SEATTLE -- Astrid Rau just baked 16 kinds of Christmas cookies, including a batch in the shape of snowflakes. But she's nevertheless having trouble getting in the holiday spirit, thanks to balmy weather in her hometown of Perkasie, Pennsylvania.

"I associate cold with Christmas," the 55-year-old says. "And if it's warm it just doesn't feel quite right to me."

A weather pattern partly linked with El Nino has turned winter upside-down across the U.S. during a week of heavy holiday travel, bringing spring-like warmth to the Northeast and so much snow across the West that even skiing slopes have been overwhelmed. Southerners in large parts of Louisiana and Arkansas awoke Wednesday to tornado watches two days before Christmas.

In a reversal of a typical Christmas, forecasters expect New York to be in the mid-60s (more than 15 degrees Celsius) on the holiday -- several degrees higher than Los Angeles.

The mild conditions have helped golf courses in New England do brisk business, but the pattern comes at a steep cost for ski resorts that have closed and for backcountry skiers who confront avalanche risks. And like Rau, many Americans complain that it just doesn't feel like the holidays without a chill in the air.

Big parts of the county are basking in above-average temperatures, especially east of the Mississippi and across the Northern Plains. Record warmth was expected on Christmas Eve along the East Coast, said Bob Oravec, lead forecaster with the National Weather Service.

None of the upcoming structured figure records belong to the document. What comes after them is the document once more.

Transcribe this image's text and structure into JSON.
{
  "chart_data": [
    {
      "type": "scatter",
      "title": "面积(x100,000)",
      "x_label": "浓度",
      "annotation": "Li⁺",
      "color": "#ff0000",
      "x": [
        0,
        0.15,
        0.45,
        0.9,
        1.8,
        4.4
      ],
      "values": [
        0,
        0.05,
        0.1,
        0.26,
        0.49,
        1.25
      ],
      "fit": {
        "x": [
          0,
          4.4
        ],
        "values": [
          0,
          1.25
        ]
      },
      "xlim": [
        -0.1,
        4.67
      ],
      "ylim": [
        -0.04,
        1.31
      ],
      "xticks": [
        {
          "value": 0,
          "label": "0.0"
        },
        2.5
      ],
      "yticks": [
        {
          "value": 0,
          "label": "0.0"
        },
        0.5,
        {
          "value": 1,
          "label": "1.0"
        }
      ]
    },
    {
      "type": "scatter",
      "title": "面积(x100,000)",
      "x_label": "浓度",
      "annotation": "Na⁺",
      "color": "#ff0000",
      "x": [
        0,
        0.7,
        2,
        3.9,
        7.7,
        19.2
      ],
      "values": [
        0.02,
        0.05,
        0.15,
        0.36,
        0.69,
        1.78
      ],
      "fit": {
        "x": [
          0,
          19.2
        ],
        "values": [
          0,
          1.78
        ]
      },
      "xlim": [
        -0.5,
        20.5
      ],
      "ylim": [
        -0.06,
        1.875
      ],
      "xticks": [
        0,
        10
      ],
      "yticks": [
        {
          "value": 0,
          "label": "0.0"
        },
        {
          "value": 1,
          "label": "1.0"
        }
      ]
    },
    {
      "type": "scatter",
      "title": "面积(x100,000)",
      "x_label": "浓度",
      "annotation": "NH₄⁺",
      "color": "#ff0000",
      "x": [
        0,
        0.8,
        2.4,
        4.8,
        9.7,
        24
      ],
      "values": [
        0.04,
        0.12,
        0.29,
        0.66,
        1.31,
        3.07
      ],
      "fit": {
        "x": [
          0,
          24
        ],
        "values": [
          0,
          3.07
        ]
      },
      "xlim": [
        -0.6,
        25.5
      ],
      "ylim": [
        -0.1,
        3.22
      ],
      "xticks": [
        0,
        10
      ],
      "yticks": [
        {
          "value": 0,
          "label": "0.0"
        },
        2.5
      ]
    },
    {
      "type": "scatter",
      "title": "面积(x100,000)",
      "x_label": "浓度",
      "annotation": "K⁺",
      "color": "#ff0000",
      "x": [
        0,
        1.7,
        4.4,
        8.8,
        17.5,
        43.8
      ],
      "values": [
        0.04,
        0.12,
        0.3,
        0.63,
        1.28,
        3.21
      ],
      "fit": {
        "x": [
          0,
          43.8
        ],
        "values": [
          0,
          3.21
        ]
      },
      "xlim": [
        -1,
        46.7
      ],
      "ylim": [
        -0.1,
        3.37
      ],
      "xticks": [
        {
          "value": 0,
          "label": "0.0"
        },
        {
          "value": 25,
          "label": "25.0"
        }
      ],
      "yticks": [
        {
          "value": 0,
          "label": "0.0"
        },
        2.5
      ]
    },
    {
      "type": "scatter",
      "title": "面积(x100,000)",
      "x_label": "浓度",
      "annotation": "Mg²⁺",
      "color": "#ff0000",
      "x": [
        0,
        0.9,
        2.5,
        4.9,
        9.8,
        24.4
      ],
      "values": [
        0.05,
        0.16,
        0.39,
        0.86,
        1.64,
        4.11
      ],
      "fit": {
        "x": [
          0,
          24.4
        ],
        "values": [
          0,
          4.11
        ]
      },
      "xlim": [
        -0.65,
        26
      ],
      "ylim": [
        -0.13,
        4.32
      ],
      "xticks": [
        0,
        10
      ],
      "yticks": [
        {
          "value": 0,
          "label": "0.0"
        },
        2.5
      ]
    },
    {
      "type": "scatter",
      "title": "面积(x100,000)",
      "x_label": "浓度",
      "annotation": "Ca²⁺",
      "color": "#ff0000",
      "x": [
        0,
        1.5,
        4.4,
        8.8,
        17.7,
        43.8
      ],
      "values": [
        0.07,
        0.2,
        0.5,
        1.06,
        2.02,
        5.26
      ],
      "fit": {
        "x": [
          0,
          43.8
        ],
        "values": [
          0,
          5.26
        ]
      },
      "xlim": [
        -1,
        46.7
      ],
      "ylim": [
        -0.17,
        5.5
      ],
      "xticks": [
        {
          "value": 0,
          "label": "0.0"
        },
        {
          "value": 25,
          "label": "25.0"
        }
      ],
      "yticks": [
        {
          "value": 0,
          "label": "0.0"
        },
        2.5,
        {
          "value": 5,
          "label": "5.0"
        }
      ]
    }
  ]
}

He laid the credit -- or blame -- with a strong El Nino pattern, the warming of surface waters in the Pacific Ocean near the equator. That's helped drive warm air west to east across the U.S. mainland and kept colder air from the Arctic at bay, he said.

In the Pacific Northwest and California, the effects of El Nino haven't really hit yet. They're typically seen in January through March, and the heavy rains and snows in the region are probably not linked to the phenomenon, said Washington State Climatologist Nick Bond.

In addition to El Nino, a weather pattern called the North Atlantic Oscillation is also helping keep cold air bottled up in the Arctic. Combine that with warm temperatures around the planet from man-made global warming and you have a recipe for intense weather, said Jeff Masters, director of meteorology at Weather Underground.

"There are a couple of natural patterns at work, and then there's this human-caused component too," he said.